Prior ICI therapy potentially improves COVID-19 outcomes in cancer patients

01 Dec 2023
Prior ICI therapy potentially improves COVID-19 outcomes in cancer patients

Previous exposure to immune checkpoint inhibitors (ICIs) does not appear to worsen COVID-19 outcomes but may even improve them in patients with cancer, according to a study.

For the study, researchers used the OnCovid registry and screened 3,523 patients who received systemic anticancer therapy (SACT) in the 4 weeks before laboratory-confirmed COVID-19 diagnosis.

Predefined clinical outcomes between patients who and those who had not received ICIs were compared using propensity score matching based on country, vaccination status, primary tumour type, sex, age, morbidity burden, tumour stage, and remission status.

Of the patients screened, 1,515 met the inclusion criteria, including 137 in the ICI-exposed group and 1,378 in the nonexposed group. The most common ICI administered was PD-1/PD-L1 checkpoint inhibitor monotherapy (78.1 percent), followed by PD-1/PD-L1 and CTLA-4 inhibitor combinations (9.5 percent), experimental monotherapy (9.5 percent), and experimental combinations (2.9 percent).

Overall, most patients were unvaccinated (81.8 percent), with the proportion being slightly lower in the exposed vs nonexposed group (77.0 percent vs 82.2 percent; p=0.09). Most vaccinated patients received an mRNA vaccine. The proportions of patients with 0 to 1 or ≥2 comorbidities were similar in the two groups.

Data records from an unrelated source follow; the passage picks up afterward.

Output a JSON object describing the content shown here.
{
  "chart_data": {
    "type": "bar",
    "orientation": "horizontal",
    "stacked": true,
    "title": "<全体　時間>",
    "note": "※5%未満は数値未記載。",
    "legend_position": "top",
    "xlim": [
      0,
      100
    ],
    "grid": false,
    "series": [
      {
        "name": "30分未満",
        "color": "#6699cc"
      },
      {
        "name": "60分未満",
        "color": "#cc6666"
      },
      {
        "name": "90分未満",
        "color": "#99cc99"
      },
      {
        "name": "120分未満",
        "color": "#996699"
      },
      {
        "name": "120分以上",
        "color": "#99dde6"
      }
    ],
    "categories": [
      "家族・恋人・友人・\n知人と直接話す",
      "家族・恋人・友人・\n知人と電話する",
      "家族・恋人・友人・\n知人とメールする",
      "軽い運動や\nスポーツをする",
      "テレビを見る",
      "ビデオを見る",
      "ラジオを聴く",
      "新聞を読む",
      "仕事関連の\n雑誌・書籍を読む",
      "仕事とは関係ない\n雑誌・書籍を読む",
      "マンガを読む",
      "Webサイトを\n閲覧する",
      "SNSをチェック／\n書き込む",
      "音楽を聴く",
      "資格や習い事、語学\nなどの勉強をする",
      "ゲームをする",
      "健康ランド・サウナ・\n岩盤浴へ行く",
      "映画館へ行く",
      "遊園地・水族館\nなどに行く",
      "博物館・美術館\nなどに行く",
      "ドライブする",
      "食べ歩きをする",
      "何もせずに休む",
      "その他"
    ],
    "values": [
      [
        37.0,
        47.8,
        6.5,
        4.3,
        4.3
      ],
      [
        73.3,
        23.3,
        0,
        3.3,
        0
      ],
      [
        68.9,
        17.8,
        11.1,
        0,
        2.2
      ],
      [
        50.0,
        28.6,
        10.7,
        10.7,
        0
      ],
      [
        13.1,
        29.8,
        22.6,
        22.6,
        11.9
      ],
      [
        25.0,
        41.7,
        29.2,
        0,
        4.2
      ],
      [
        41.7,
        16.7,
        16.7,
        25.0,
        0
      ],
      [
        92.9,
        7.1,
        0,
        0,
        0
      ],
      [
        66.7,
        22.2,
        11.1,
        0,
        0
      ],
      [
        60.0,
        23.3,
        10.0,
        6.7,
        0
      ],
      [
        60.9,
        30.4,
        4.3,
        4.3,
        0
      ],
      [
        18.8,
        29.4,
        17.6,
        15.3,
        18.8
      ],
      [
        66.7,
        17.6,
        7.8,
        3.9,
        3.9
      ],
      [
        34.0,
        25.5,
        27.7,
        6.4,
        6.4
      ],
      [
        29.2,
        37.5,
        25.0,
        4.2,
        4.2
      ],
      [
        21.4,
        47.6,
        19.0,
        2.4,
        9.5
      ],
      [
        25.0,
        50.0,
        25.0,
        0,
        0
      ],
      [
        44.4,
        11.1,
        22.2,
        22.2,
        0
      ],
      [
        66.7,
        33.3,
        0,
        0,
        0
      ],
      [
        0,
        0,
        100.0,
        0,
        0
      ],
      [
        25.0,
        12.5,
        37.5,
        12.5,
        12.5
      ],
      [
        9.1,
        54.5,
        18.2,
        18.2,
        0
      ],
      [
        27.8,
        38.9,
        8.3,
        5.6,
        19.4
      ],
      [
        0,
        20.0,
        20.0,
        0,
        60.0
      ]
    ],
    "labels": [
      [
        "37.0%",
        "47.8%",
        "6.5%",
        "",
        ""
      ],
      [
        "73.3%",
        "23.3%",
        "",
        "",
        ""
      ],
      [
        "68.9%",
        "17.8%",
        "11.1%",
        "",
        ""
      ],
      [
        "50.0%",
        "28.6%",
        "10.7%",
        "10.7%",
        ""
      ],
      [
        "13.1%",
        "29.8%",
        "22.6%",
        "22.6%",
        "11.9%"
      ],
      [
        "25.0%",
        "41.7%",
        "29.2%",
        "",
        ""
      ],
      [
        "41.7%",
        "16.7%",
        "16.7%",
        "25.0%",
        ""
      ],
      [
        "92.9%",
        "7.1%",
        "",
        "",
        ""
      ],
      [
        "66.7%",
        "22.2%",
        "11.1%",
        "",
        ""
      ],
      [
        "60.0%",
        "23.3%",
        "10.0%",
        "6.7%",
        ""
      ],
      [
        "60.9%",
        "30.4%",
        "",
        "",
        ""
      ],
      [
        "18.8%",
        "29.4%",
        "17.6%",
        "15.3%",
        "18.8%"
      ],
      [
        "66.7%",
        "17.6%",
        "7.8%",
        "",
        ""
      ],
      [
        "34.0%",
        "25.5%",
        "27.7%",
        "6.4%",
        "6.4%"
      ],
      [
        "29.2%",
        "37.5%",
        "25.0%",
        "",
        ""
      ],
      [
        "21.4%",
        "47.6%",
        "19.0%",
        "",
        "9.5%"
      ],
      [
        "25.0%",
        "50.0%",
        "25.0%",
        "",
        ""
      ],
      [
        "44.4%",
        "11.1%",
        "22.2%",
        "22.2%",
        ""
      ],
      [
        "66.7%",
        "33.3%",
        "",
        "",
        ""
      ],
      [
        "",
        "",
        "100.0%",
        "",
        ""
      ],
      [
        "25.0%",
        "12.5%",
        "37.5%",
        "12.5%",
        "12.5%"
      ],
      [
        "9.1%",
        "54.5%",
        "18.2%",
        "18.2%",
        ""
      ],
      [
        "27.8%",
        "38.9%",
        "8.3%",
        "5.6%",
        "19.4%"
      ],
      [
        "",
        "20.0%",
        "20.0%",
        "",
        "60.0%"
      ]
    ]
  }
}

The analysis included 120 patients in the exposed group and 322 in the unexposed group. There was no significant between-group differences in terms of COVID-19 symptoms presentation (odds ratio [OR], 0.69, 95 percent confidence interval [CI], 0.37–1.28), receipt of COVID-specific therapy (OR, 0.88, 95 percent CI, 0.54–1.41), 14-day mortality (OR, 0.95, 95 percent CI, 0.56-1.61), and 28-day mortality (OR, 0.79, 95 percent CI, 0.48–1.29).

However, the ICI group had lower rates of COVID-19-related hospitalization (OR, 0.37, 95 percent CI, 0.21–0.67) and oxygen therapy (OR, 0.51, 95 percent CI, 0.31–0.83), and were less likely to develop complications (OR, 0.57, 95 percent CI, 0.36–0.92).